Abbiamo governato cinque anni, fatto leggi utili alla ripresa del Paese e fondamentali per i diritti dell’individuo. Non si cancella di punto in bianco una legislatura, non si liquida dall’oggi al domani un programma di governo.
Piuttosto si deve cominciare seriamente ad analizzare dove abbiamo sbagliato, dove ha cominciato a consumarsi e poi si è interrotto il dialogo tra la classe dirigente del Pd e strati sempre più larghi di cittadini.
C’è stato un momento in cui è sembrato che il Pd fosse la speranza di qualcosa di nuovo, che con noi rinascesse la fiducia nel futuro, e che tutto fosse possibile. Quel sogno si è infranto sugli scogli delle riforme istituzionali.
A prescindere dalla disputa sui personalismi, non abbiamo capito che in questa fase di duro passaggio gli italiani non si aspettavano da noi la creazione di un nuovo assetto tecnico delle istituzioni.
Per quanto giusti, alti e nobili potessero essere i moventi che ci spingevano, mentre si alzava la marea degli sbarchi e non calava l’incertezza del lavoro, l’impegno ad abolire il Senato non poteva essere la risposta.
La buona fede non è in discussione, ma credo sia cominciato lì uno scollamento con cui ora dobbiamo fare i conti. Dobbiamo fare i conti con un movimento che si è impadronito militarmente di pezzi della nostra storia, che oggi arriva a citare Pertini come modello di onestà e trasparenza mentre proclama che non c’è differenza tra destra e sinistra.
In parte glielo abbiamo permesso noi, ma non è detto che dobbiamo continuare. Sta a noi segnare il confine. È un movimento oligarchico che vorrebbe giocare con il Pd come il gatto con il topo, usarci come sponda per raggiungere più comodamente lo scopo finale dell’accordo con la destra.
Diciamolo chiaro: non ci stiamo. E facciamogli anche capire che la disputa tra aventiniani e governisti è assurda. Perché nessuno di noi pensa di governare con coloro che hanno venduto promesse di impossibile assistenzialismo o concepito l’Europa come il nemico da abbattere.
Non accetteremo mai un governo fatto da populisti e sovranisti. Non siamo all’anno zero. Abbiamo impostato la ripresa economica per uscire da una crisi devastante. Lanciamo una sfida sull’Impresa 4.0 a chi ha predicato la decrescita felice, a chi non ha detto una parola sul futuro industriale avanzato dell’Italia, dove ci possono essere milioni di posti di buon lavoro.
Riprendiamo in mano un ragionamento con il mondo della scuola, che ha smesso di guardarci con fiducia ma senza il quale il Paese non riparte sul serio. Rivendichiamo le misure di sostegno al reddito, quelle realistiche e sostenibili, che ha introdotto il nostro Governo e che ora aiutano centinaia di migliaia di persone.
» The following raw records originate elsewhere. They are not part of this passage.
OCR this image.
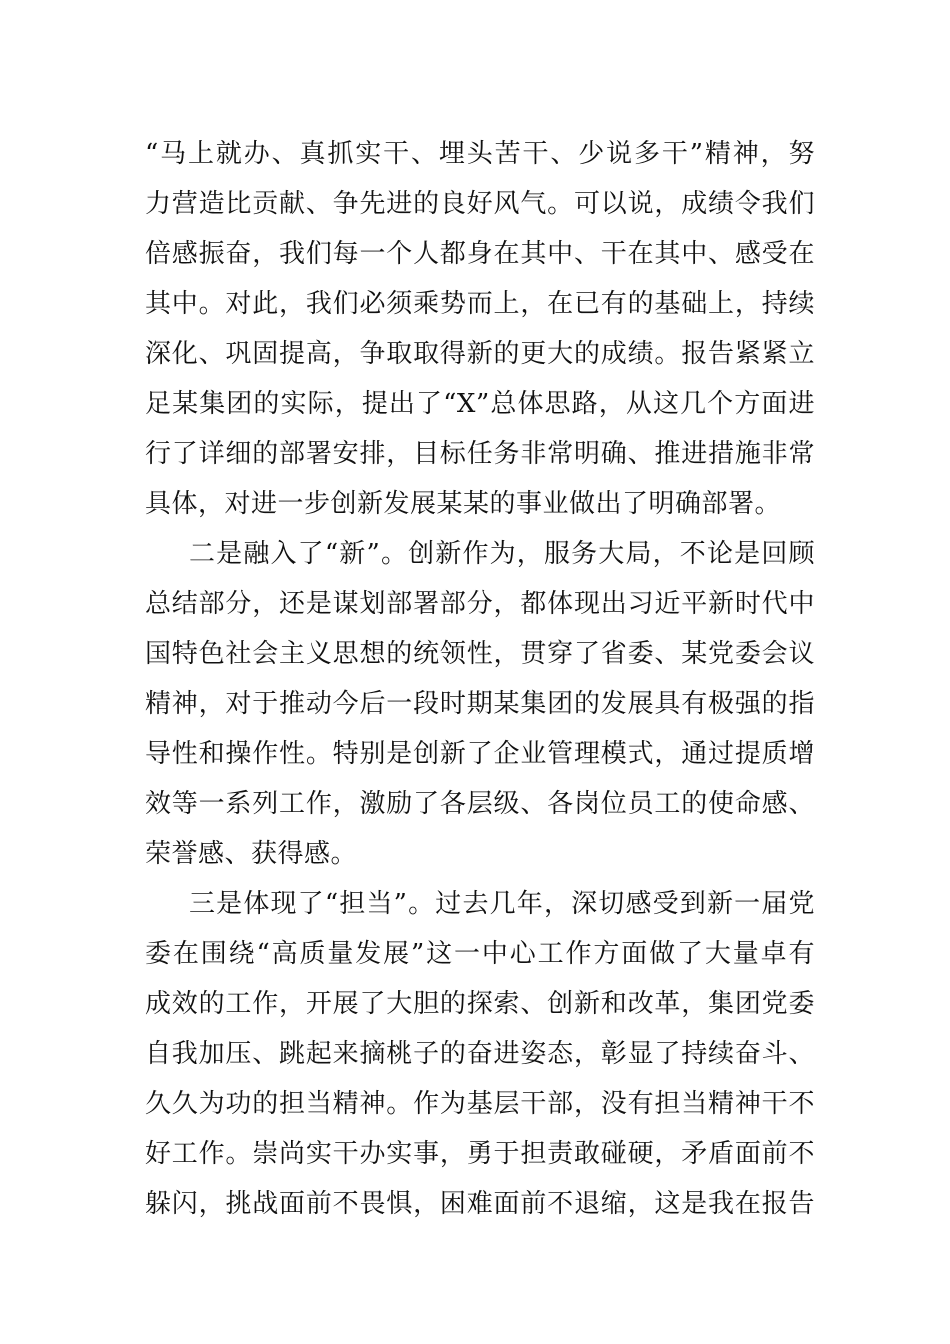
“马上就办、真抓实干、埋头苦干、少说多干”精神，努
力营造比贡献、争先进的良好风气。可以说，成绩令我们
倍感振奋，我们每一个人都身在其中、干在其中、感受在
其中。对此，我们必须乘势而上，在已有的基础上，持续
深化、巩固提高，争取取得新的更大的成绩。报告紧紧立
足某集团的实际，提出了“X”总体思路，从这几个方面进
行了详细的部署安排，目标任务非常明确、推进措施非常
具体，对进一步创新发展某某的事业做出了明确部署。
二是融入了“新”。创新作为，服务大局，不论是回顾
总结部分，还是谋划部署部分，都体现出习近平新时代中
国特色社会主义思想的统领性，贯穿了省委、某党委会议
精神，对于推动今后一段时期某集团的发展具有极强的指
导性和操作性。特别是创新了企业管理模式，通过提质增
效等一系列工作，激励了各层级、各岗位员工的使命感、
荣誉感、获得感。
三是体现了“担当”。过去几年，深切感受到新一届党
委在围绕“高质量发展”这一中心工作方面做了大量卓有
成效的工作，开展了大胆的探索、创新和改革，集团党委
自我加压、跳起来摘桃子的奋进姿态，彰显了持续奋斗、
久久为功的担当精神。作为基层干部，没有担当精神干不
好工作。崇尚实干办实事，勇于担责敢碰硬，矛盾面前不
躲闪，挑战面前不畏惧，困难面前不退缩，这是我在报告
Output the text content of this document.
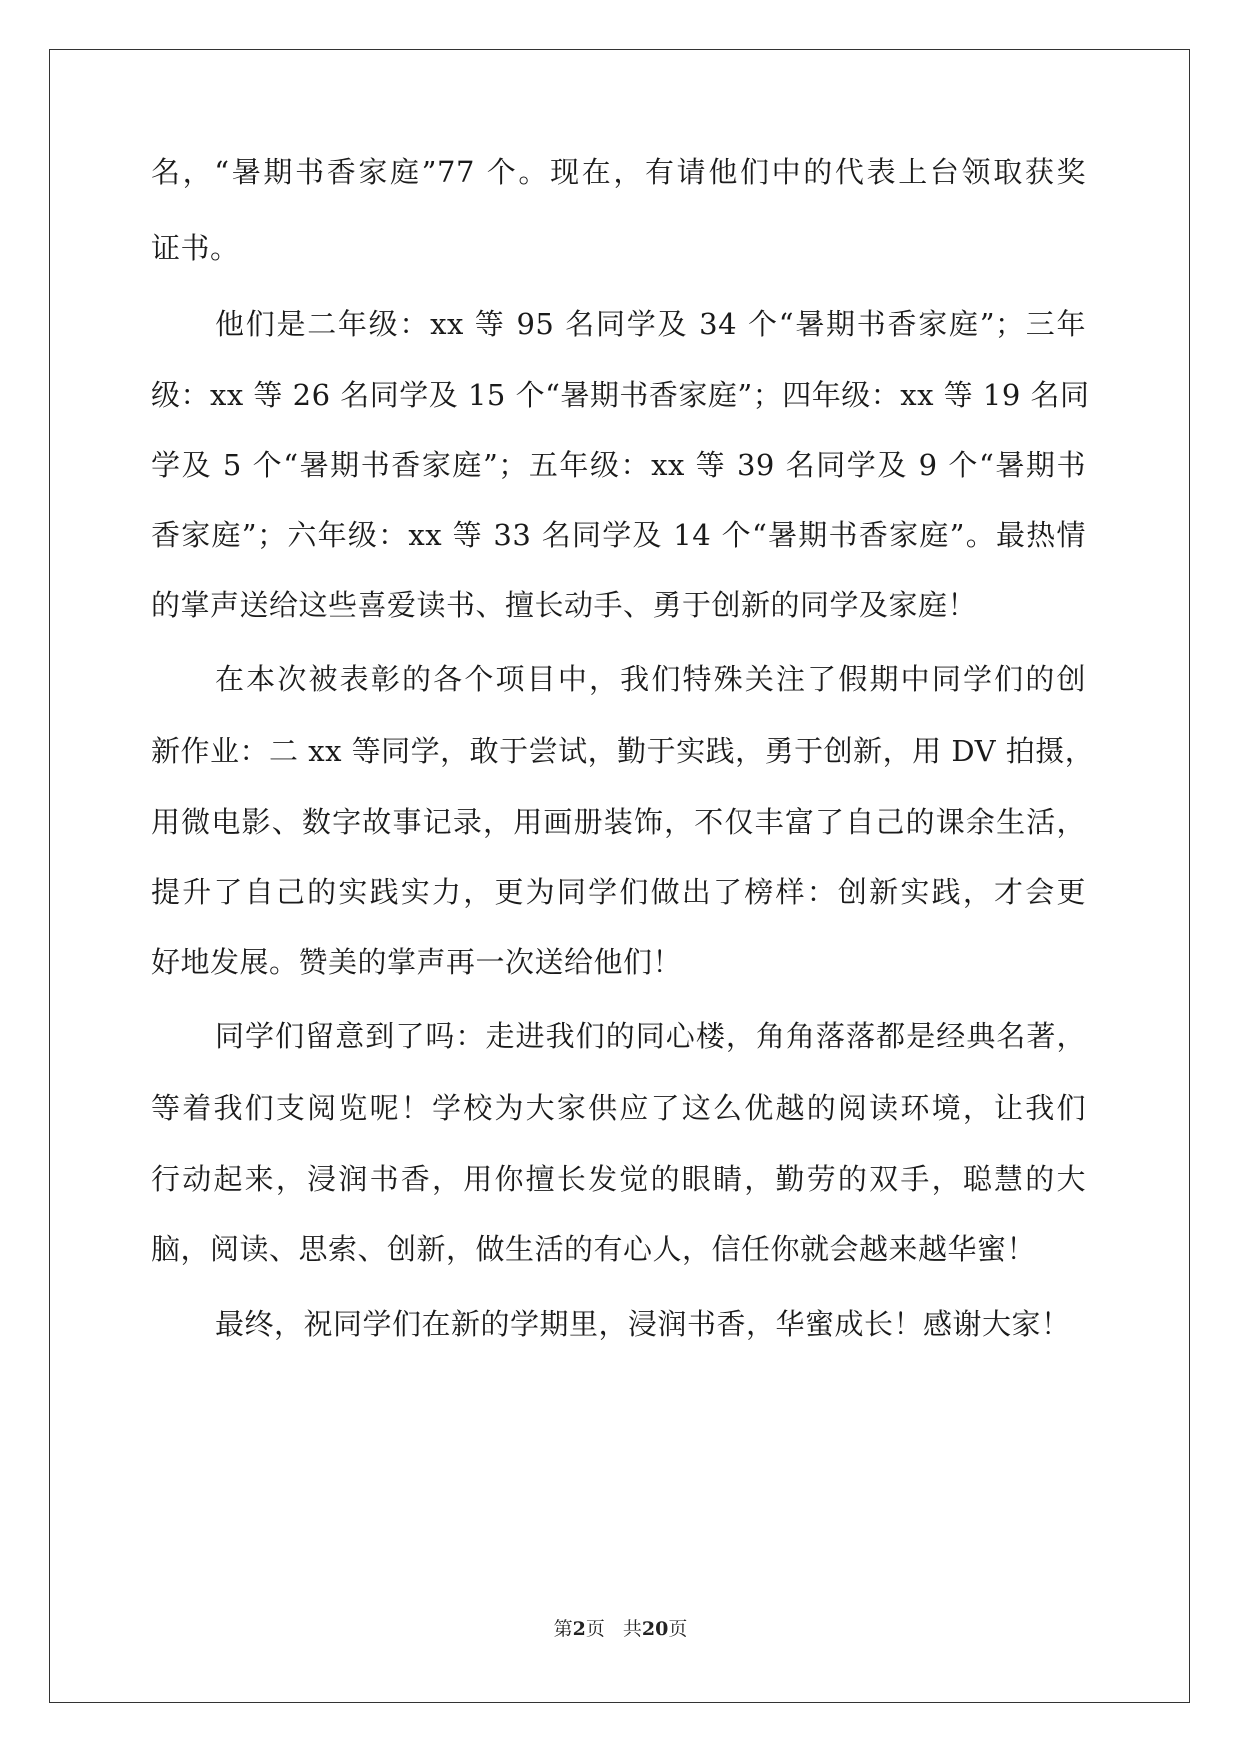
名，“暑期书香家庭”77 个。现在，有请他们中的代表上台领取获奖
证书。
他们是二年级：xx 等 95 名同学及 34 个“暑期书香家庭”；三年
级：xx 等 26 名同学及 15 个“暑期书香家庭”；四年级：xx 等 19 名同
学及 5 个“暑期书香家庭”；五年级：xx 等 39 名同学及 9 个“暑期书
香家庭”；六年级：xx 等 33 名同学及 14 个“暑期书香家庭”。最热情
的掌声送给这些喜爱读书、擅长动手、勇于创新的同学及家庭！
在本次被表彰的各个项目中，我们特殊关注了假期中同学们的创
新作业：二 xx 等同学，敢于尝试，勤于实践，勇于创新，用 DV 拍摄，
用微电影、数字故事记录，用画册装饰，不仅丰富了自己的课余生活，
提升了自己的实践实力，更为同学们做出了榜样：创新实践，才会更
好地发展。赞美的掌声再一次送给他们！
同学们留意到了吗：走进我们的同心楼，角角落落都是经典名著，
等着我们支阅览呢！学校为大家供应了这么优越的阅读环境，让我们
行动起来，浸润书香，用你擅长发觉的眼睛，勤劳的双手，聪慧的大
脑，阅读、思索、创新，做生活的有心人，信任你就会越来越华蜜！
最终，祝同学们在新的学期里，浸润书香，华蜜成长！感谢大家！
第2页 共20页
Tracciamo una demarcazione tra chi i diritti delle persone li ha portati in Parlamento e chi invece è uscito dall’aula quando si è trattato di prendere una posizione: chiediamogli che avrebbe votato Pertini, il nostro presidente, al posto loro.
Non abbiamo sotterrato i valori che hanno portato alla nascita del Partito democratico, i nostri valori fondanti, ma dobbiamo rimetterli in primo piano, farli agire, renderli motore di proposta politica.
Altrimenti la subalternità all’astuzia e al trasformismo non è un rischio, ma una certezza. Se il Pd è stato percepito come il partito delle classi sociali garantite, bisogna cambiare rotta, certo senza rinnegare quanto di buono abbiamo fatto, ma avendo ben presente che in politica come in natura non esistono spazi vuoti: c’è sempre chi li riempie.
Ecco perché il Pd ha bisogno di un nuovo inizio, che dobbiamo cominciare a costruire subito, dal nostro interno, tenendo sempre la bussola orientata sui valori e sui contenuti.
Il primo passo sarà l’Assemblea nazionale e poi individueremo il percorso migliore per arrivare al congresso. Ci aspettano intanto appuntamenti elettorali difficili.
Se veti, correnti o ambizioni personali impedissero al Pd di rimettersi in discussione e di ascoltare e vedere con nuovi occhi la società italiana, allora sì che ci aspetterebbe una via amara, quella del declino, dell’irrilevanza e della sconfitta definitiva.